Histograms: An Statistical Staple

Posted by Desmond W. on June 18, 2019

At this point in life, a majority of us have encountered a histogram. But, not everyone knows what information we can glean from them. Why do we even need histograms in the first place? What do histograms tell us?

Photo from Imgur

Histograms are a visual representation of frequency distributions, focusing on continuous data. These visualizations are especially useful for larger data sets. The area of each bar informs us of the frequency of occurrences within a bin, the range of divisions within a range of data, within the histogram. Additionally, histograms can identify outliers within raw data as well.

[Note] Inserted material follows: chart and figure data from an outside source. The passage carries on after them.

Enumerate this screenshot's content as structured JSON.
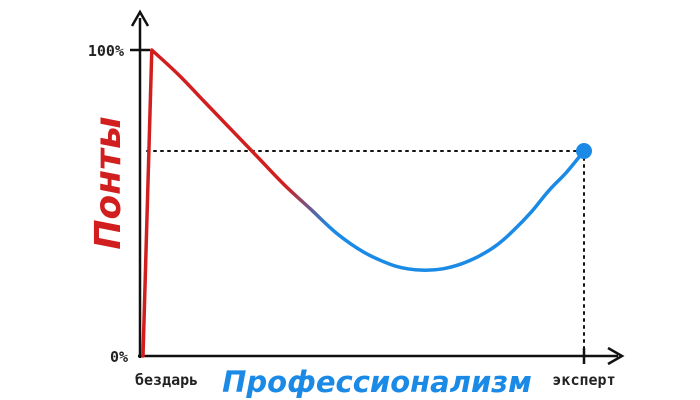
{
  "chart_data": {
    "type": "line",
    "xlabel": "Профессионализм",
    "ylabel": "Понты",
    "y_ticks": [
      "100%",
      "0%"
    ],
    "x_categories": [
      "бездарь",
      "эксперт"
    ],
    "xlim": [
      0,
      100
    ],
    "ylim": [
      0,
      100
    ],
    "series": [
      {
        "x": [
          0,
          2,
          8,
          14,
          20,
          26,
          32,
          38,
          44,
          50,
          56,
          60,
          64,
          68,
          72,
          76,
          80,
          84,
          88,
          92,
          96,
          100
        ],
        "y": [
          0,
          100,
          92,
          83,
          74,
          65,
          56,
          48,
          40,
          34,
          30,
          28.5,
          28,
          28.5,
          30,
          32.5,
          36,
          41,
          47,
          54,
          60,
          67
        ]
      }
    ],
    "reference_level": 67,
    "colors": {
      "y_title": "#d11f1f",
      "x_title": "#1a8ae6",
      "curve_start": "#d11f1f",
      "curve_end": "#1a8ae6",
      "axis": "#111111",
      "guide": "#111111"
    }
  }
}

Another important aspect of histograms that provide information is their shape. The shape of a histogram allows statisticians and data scientist to make inferences about the skewness of data. This is important to note, as skewed data can lead to a model that is lacking in predictive power if not properly addressed early in model generation. There are quite a few different kinds of skewness, I however, will only discuss the most basic below:

This is an example of a normal distribution. Please note, the ‘bell-curve’ pattern. Data is symmetrical and evenly distributed between both the left and right tails, i.e. extreme ends of the histogram. (Photo on ASW Quality Resources)

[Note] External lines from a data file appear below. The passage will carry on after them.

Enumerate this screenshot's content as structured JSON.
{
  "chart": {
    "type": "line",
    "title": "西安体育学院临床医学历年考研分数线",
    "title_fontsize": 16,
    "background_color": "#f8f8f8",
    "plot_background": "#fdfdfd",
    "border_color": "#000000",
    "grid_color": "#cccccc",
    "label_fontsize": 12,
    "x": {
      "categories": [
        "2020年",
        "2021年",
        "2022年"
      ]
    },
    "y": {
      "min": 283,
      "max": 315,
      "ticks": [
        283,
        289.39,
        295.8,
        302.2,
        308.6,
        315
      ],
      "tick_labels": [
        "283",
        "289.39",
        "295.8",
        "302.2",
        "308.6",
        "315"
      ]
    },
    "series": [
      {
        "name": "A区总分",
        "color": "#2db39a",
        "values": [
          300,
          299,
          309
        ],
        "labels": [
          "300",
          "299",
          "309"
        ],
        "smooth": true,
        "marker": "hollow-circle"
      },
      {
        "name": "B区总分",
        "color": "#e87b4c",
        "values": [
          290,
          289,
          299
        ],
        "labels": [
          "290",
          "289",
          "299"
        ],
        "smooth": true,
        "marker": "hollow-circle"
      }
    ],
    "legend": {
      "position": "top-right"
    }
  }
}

This is an example of right-skewed distribution. Note the skew towards frequencies at the higher end of the histogram range. Please note that this skew can favor the left side of a histogram as well leading to a left-skewed distribution. (Photo on ASW Quality Resources)

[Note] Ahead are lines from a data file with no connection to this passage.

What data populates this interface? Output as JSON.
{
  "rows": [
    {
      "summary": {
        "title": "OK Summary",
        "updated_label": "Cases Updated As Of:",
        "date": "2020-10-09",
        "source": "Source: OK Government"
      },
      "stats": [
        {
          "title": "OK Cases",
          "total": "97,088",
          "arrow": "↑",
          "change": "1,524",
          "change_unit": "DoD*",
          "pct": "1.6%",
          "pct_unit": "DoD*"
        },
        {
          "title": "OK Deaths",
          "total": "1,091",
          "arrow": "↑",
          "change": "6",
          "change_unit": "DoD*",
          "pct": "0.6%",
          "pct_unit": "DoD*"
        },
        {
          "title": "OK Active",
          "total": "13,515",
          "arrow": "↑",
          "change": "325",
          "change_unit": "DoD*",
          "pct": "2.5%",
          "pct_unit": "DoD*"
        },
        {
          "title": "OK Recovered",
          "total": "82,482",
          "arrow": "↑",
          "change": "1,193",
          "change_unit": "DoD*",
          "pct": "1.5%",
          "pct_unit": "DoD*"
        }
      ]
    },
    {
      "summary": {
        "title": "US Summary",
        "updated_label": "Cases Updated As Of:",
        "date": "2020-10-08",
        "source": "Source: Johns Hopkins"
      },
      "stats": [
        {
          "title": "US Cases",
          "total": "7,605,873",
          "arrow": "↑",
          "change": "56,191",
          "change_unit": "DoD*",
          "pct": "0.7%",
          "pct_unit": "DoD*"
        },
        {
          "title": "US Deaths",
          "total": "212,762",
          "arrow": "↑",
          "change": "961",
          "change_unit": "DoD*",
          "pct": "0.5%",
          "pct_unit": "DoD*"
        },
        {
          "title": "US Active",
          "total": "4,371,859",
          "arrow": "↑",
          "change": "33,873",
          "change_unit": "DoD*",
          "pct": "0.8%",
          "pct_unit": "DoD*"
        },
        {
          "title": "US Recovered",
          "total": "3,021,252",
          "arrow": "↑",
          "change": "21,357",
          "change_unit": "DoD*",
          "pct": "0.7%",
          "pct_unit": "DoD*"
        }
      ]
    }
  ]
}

So…what are the weaknesses of histograms as a data visualization tool? Histograms are not as versatile as say, a bar graph in regard to the variable types it can be used to visualize. Histograms focus on continuous variables. Additionally, bins in a histogram do not explicitly display frequency based on bar height, but the area within the bar as a function of the relationship between the bin range and Y. This can lead to misinterpretation by untrained eyes. Histograms are part of the opening phases of data analysis. If used properly, they can set you up to successfully create a working model. Be mindful of the basics and take it slow.